Well here's my version need so liquid green stuff I think to fill in a couple of gaps but that can wait till I pick some up


----------



## Iraqiel

Mwhahahahaha progress!

I won't put up the heavy weapons teams that I've been working on... I just grabbed the bits box and started putting them together with the vague hope of achieving the HWT Apocalypse formation. Well, between this month and next month, I hope to get a Lascannon/Autocannon one and a Heavy Bolter/Mortar formation out. Eventually, I will have so many guard models that noone will ever play against me in apocalypse because the points needed to do so are impossible to achieve. Then, as Macharius, I shall weep that there are no more worlds left to conquer in my lifetime.

In the mean time... Characters!
Before:

(Officer of the fleet is in a previously published 'before' picture)

After:


----------



## Mossy Toes

Still hoping to get started on/to finish my Soul Grinder this month, but not seeing the time going to be available. Wouldn't be surprised if I ended up not getting it in on time; ah well, I'll have my chance to catch up later.


----------



## SwedeMarine

Mossy Toes said:


> Still hoping to get started on/to finish my Soul Grinder this month, but not seeing the time going to be available. Wouldn't be surprised if I ended up not getting it in on time; ah well, I'll have my chance to catch up later.

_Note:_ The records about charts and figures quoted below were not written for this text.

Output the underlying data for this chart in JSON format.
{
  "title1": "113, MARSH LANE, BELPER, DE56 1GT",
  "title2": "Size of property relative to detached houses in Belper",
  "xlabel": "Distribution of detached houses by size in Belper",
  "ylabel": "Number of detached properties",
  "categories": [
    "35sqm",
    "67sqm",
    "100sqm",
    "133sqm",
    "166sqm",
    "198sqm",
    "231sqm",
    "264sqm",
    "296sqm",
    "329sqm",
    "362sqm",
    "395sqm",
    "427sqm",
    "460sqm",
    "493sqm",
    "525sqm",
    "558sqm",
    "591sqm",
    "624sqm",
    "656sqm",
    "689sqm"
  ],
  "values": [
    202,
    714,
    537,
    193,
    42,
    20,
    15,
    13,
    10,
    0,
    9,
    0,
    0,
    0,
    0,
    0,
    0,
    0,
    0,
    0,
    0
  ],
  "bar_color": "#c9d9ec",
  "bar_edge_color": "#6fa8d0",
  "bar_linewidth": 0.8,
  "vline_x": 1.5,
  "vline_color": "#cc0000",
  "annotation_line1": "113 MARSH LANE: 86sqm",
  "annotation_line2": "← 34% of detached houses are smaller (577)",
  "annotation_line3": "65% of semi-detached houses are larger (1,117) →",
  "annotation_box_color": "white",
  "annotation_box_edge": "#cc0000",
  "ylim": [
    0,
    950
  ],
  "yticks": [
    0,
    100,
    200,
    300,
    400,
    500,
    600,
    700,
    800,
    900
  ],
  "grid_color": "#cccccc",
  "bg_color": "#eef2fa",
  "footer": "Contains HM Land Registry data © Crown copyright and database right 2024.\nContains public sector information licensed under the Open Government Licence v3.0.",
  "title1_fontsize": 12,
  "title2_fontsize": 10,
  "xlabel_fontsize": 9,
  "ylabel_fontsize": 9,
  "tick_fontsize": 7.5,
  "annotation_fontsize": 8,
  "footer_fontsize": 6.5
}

if you like the model you can do it! if not you might be screwed. Honestly mate. I hate these effing centurions and it looks like im going to get them done on time. Give it a good old college try anyways


----------



## humakt

I managed to finish a squad of corrupted Dark Eldar. Just need to complete building next months entry!


----------



## iamtheeviltwin

Looks like another month of not getting stuff finished for me, but I might actually crank out a character model before months end...god RL sucks sometimes


----------



## Khorne's Fist

Went looking for my proof photo that I know I took, but I must not have posted it up. Oh well. Here are the last of my metal USMC minis. Thank fuck from here on in it's all plastic except for a few weapons crews. I will be adding to the basing, just waiting on a few bits from ebay.


----------



## Tawa

Great work so far guys, keep it coming! :good:


----------



## SwedeMarine

I think i might make it again this month!!!


----------



## Relise

I have left it late this month but my wife is away so I have all weekend to get this unit if Docga done! I'm going for a Hound from hell type feel so basically dark red.... Fingers crossed they are done by Sunday night.


----------



## Nordicus

Relise said:


> Fingers crossed they are done by Sunday night.


Fingers are crossed. Now get ta work!


----------



## Relise

Yes sir 😄😄. Base coat and 2 coats of shade are done. Just having lunch whilst the last coat dries ....


----------



## scscofield

Going have to take a pass this month.


----------



## Tawa

Afternoon guys,

I'll be closing this thread off on Wednesday 3rd September and the September thread will be opened up on Monday 1st.


----------



## scscofield

Hmm maybe I won't take a pass then, I could probably get something by then


----------



## Tawa

scscofield said:


> Hmm maybe I won't take a pass then, I could probably get something by then


----------



## scscofield

All depends on what the wife thinks I should be doing Mon-Wen


----------



## Tawa

Painting miniatures and keeping out from under her feet? :good:


----------



## Relise

After a good days painting my Docga are done 😄










They just need varnishing which I'll do tomorrow if it's dry. I'll also try and get a better photo as this one is with my phone with very bad lighting!!


----------



## SwedeMarine

Even though I'm happy with how these turned out i still hate these models. Not because they are bad sculpts but because they have so many goddamned pieces.


----------



## Iraqiel

Progress towards my apocalypse formation, and fittingly a number of entries towards this challenge - Five heavy weapon squads - though admittedly on one wound each and not yet based. I don't have the bits for ammo bearers currently, but I'll revisit these models after seeing what ebay and @bitsandkits can offer.


----------



## Tawa

Just over 24hrs to go on this thread guys


----------



## DaisyDuke

Managed to get finished so no real life card.















Will have more pics in my plog


----------



## Tawa

That's your lot for August guys! 

Thread Closed.


----------